Honda moved to revamp Civic faster than normal because customers expected more from the car, said U.S. Executive Vice President John Mendel.
“There was a bit of a mismatch between expectations for us and where the market had moved,” Mendel said this month in an interview at the company’s U.S. headquarters in Torrance, California. “Customers had a higher expectation for us.”
Civic, Accord and CR-V accounted for 73 percent of Honda-brand U.S. sales and 65 percent of total company U.S. deliveries this year through October. Accord is second only to Toyota’s Camry this year among passenger cars and CR-V is the best-selling U.S. SUV.

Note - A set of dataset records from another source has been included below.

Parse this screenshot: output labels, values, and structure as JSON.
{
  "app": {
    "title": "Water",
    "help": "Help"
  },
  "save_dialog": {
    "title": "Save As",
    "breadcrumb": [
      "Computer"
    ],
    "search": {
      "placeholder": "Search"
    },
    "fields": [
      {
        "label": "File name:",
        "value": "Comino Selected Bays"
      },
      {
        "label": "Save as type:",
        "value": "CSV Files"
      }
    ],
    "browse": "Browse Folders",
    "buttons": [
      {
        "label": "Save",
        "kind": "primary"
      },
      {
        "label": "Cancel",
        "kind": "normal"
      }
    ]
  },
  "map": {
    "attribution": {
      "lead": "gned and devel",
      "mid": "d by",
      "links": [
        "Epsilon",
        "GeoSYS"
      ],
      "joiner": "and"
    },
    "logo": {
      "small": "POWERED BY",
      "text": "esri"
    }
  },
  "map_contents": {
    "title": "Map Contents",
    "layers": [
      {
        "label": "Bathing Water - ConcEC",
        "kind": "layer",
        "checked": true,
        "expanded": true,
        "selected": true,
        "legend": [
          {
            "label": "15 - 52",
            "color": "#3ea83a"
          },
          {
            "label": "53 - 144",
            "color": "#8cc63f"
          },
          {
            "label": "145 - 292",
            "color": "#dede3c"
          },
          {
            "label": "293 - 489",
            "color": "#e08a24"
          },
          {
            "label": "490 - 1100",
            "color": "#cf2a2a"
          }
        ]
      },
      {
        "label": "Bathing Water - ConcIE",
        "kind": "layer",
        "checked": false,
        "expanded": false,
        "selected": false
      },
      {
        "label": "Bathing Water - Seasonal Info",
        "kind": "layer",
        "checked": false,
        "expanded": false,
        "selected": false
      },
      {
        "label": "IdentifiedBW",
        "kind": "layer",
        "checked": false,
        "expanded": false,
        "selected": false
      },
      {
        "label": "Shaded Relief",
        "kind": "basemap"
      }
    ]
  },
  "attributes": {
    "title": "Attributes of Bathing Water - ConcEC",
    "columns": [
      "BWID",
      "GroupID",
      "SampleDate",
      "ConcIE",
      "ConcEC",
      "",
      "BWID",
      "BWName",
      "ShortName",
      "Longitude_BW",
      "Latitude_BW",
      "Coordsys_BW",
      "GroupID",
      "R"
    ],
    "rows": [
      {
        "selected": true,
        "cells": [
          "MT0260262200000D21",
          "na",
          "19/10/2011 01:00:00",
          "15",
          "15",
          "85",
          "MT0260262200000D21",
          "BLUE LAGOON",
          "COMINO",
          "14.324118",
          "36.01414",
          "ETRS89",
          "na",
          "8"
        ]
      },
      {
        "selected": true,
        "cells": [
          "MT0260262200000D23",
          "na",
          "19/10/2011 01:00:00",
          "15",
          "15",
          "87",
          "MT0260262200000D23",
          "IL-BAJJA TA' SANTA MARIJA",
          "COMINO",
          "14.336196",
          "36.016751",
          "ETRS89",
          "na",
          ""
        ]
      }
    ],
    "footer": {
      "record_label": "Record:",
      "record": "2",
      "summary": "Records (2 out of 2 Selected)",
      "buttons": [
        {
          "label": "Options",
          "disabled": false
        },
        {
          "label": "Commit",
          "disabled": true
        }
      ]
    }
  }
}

Honda erred with the Civic last year by not understanding how the market was changing, said Jim Hall, principal of auto consulting firm 2953 Analytics in Birmingham, Michigan.
“It’s as if the company almost thought they were going to skate by on this one, that they could phone it in,” he said.

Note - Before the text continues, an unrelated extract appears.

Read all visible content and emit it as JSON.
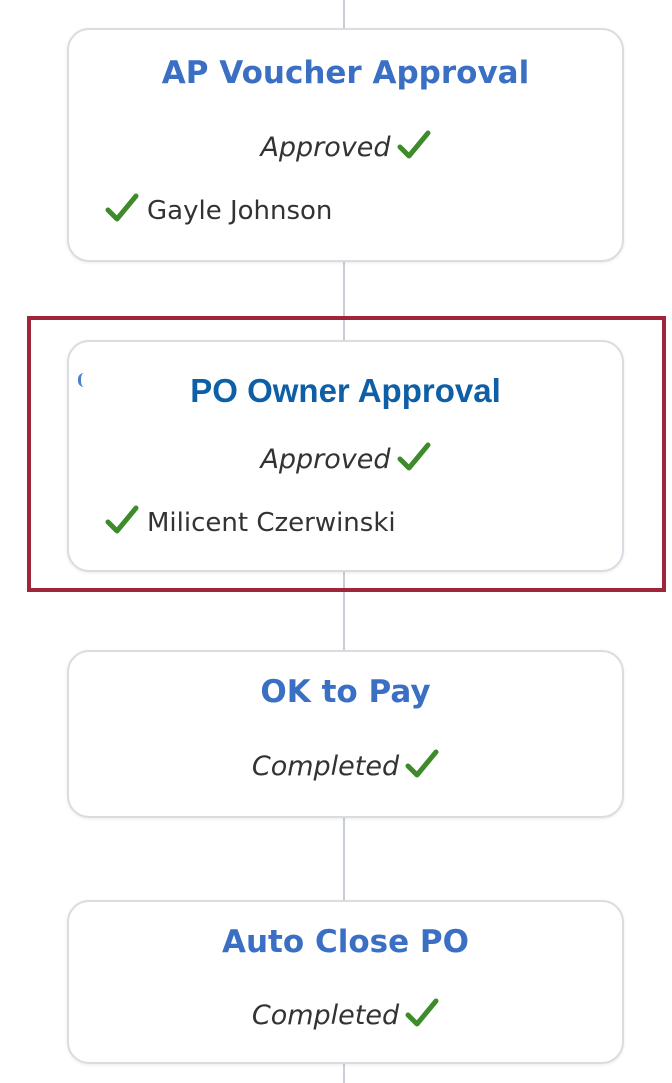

Competing small cars, including Elantra and Focus, provided more electronics and higher-quality interior materials than the Civic and better styling, Hall said.
Planning for the 2013 Civic began even before the current version came out, according to Mendel and St. Cyr.
While Elantra was among the competing cars Honda studied, “it’s hard to single out a single vehicle, because everybody has raised their game,” St. Cyr said in an interview in Torrance this month. “We benchmark everything.”
To hold down costs, Honda worked more closely with suppliers to find less-expensive ways to make planned improvements, he said. “Engineering smarter parts” was critical to counter Hyundai’s cost advantage, the result of a cheaper South Korean won compared with the Japanese yen and lower wage and materials costs, St. Cyr said.
“You take your part and say, ‘How can we engineer this -- working with our suppliers -- to make something that’s better and cheaper?’” he said. “Then we bring their suggestions into our fundamental design, which say 20 years ago, we didn’t necessarily do.”
He declined to elaborate on costs for the modifications.
Separately, Honda said today in Los Angeles a plug-in hybrid version of the Accord goes on sale next month, initially in California and New York, priced at $39,780. The car allows drivers to go the equivalent of 115 miles (185 kilometers) per gallon, the highest efficiency rating of any plug-in hybrid, Mendel said.
A conventional hybrid Accord that goes on sale in mid-2013 and should achieve fuel-efficiency of 49 mpg in city driving, 45 mpg on the highway and 47 mpg combined, Mendel said. That would be higher than Toyota’s Camry hybrid and match Ford’s new Fusion hybrid. Honda didn’t provide pricing for the car.
Honda, like Toyota, saw expectations for large U.S. sales gains undercut last year by the earthquake and tsunami in March 2011 that slowed global production at their plants for months owing to parts shortages. Honda’s production delays were exacerbated later in the year by floods in Thailand that also limited supplies of some components.
This year Honda raised production at North American plants 57 percent through October to 1.44 million Honda and Acura vehicles, keeping it on track to build a record 1.7 million cars and trucks in the region.
The carmaker’s goal is to boost U.S. deliveries this year to about 1.46 million Honda and Acura brand vehicles, up from 1.15 million a year ago, Mendel said in the Nov. 16 interview.
The refreshed Civic also arrives after Hyundai’s Nov. 2 admission that it and affiliate Kia Motors Corp. overstated U.S. fuel-economy estimates for many models, including the Elantra, for the past two years.
As a result, Civic edged back ahead of Elantra, averaging 28 miles per gallon in city driving and 39 mpg highway, compared with 28 city and 38 highway mpg for the Hyundai model.
Analysts, including Edmunds.com’s Jessica Caldwell, have said Honda will be the main beneficiary of potential Hyundai buyers disgruntled by its fuel-economy revisions.
“The real impact probably won’t be known for a year,” Hall said. “Hyundai still has an image of a company on the way up.”